Un document remontant à 1975 (publié par Al Moharrir le 14 octobre de cette même année) montre comment Alger n’a pas hésité à perpétrer une boucherie contre une quarantaine de "combattants" du Polisario qui ont découvert un complot qui se tramait entre l’Algérie et l’Espagne. Ce document, envoyé à l’époque à l’ONU, précise que 37 membres du "groupe Lagouira" du Polisario avaient été arrêtés à Tindouf et exécutés avant d’être délaissés aux environs de la ville de Smara, dans la localité dite "El Farsiss". Quand le crime avait été découvert, les cadavres des 37 exécutés avaient été défigurés par les loups, lit-on dans ce document.

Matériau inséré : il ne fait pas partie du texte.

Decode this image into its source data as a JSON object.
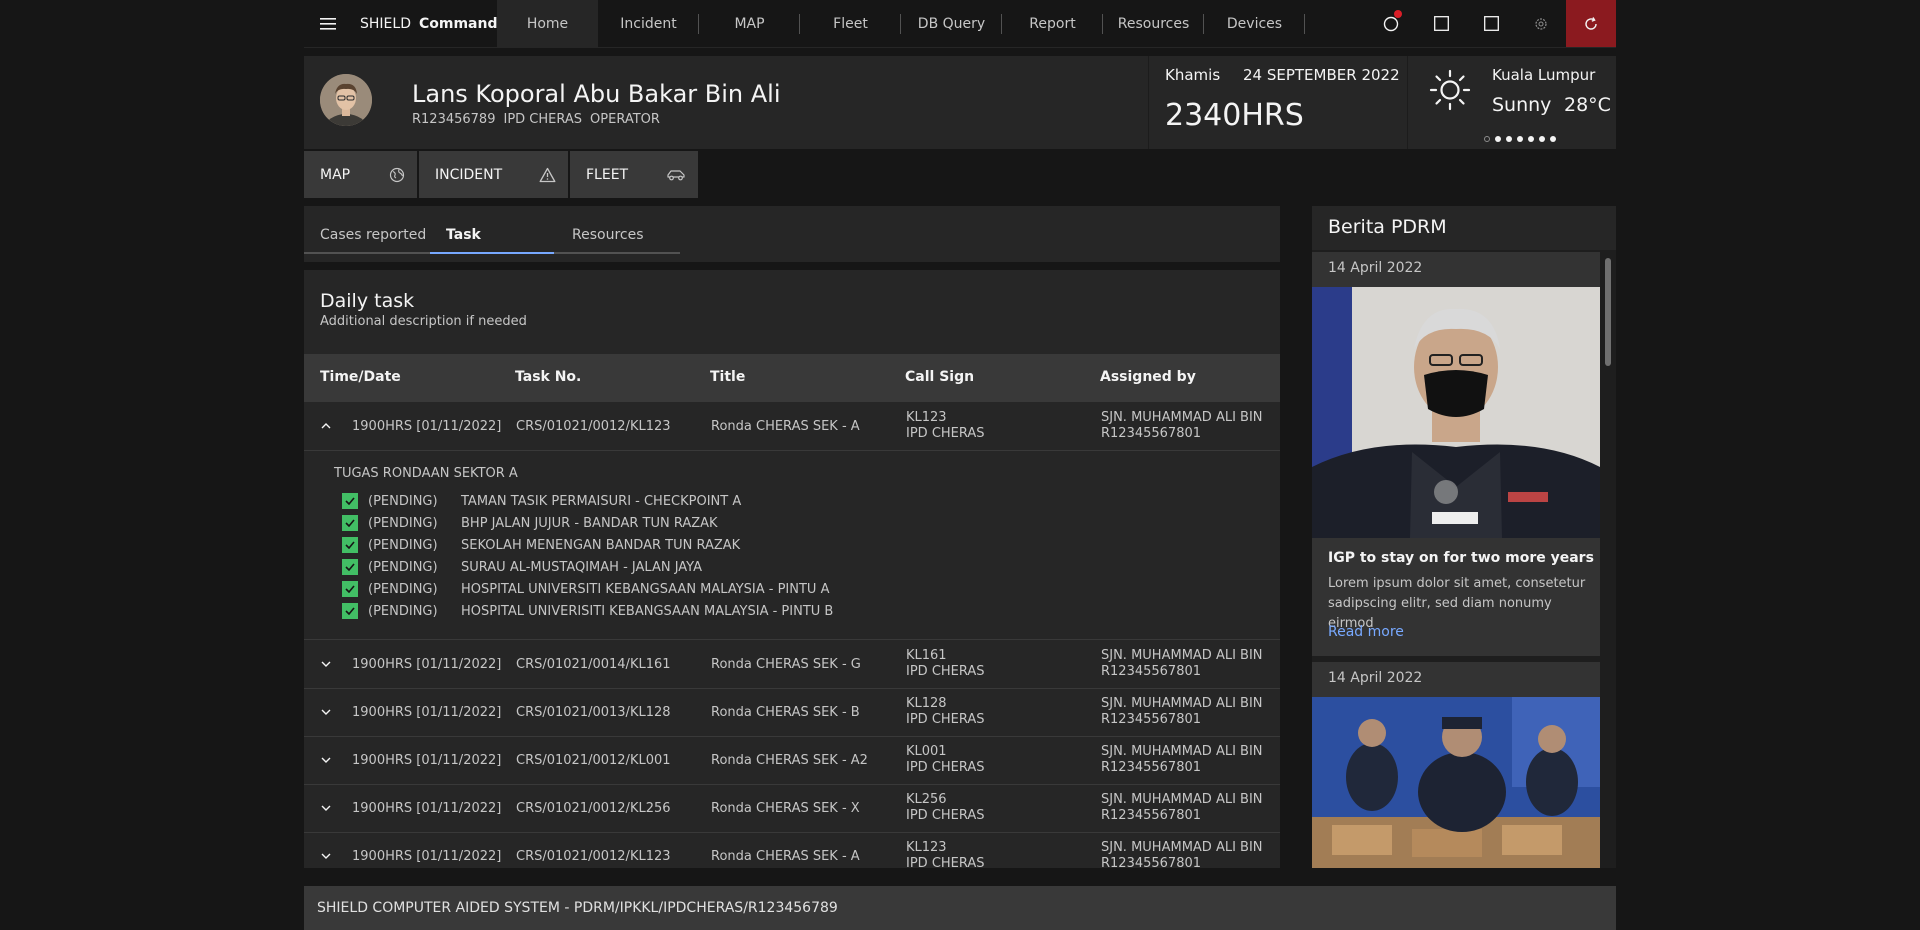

Les leaders du "groupe Lagouira" avaient découvert que l’Algérie noyautait les rangs du Polisario avec des éléments de la police algérienne qui débarquaient à Tindouf dans les camions du ministère de l’Irrigation. Ces derniers étaient présentés comme étant des Sahraouis et le but était, selon le document, de préparer la mainmise d’Alger sur le Sahara selon un accord secret entre l’Algérie et l’Espagne franquiste.
Cet accord stipulait que l’Espagne allait céder les infrastructures et équipements militaires installés au Sahara à une entité sahraouie sous tutelle militaire algérienne. En contrepartie, l’Espagne, en vertu des accords entre les deux parties, continuerait à exploiter les ressources du Sahara sous couvert de sociétés mixtes.
A l’époque, Alger préparait déjà sa mainmise sur le Polisario qu’il noyautait avec des éléments de sa police recrutés notamment à Skikda. Les membres du "groupe Lagouira" avaient découvert la supercherie. Trente-sept d’entre eux l’ont payé de leurs vies.
En 1975, Abdelaziz Bouteflika était déjà au service d’un régime qui voulait un état sahraoui à ses bottes. Plus de trente ans après, Alger nourrit toujours les mêmes desseins et tire les ficelles de la marionnette Mohamed Abdelaziz.
Le document envoyé à l’ONU par le "groupe Lagouira" avait été remis à Abderrahim Bouabid lors d’un passage à Dakar.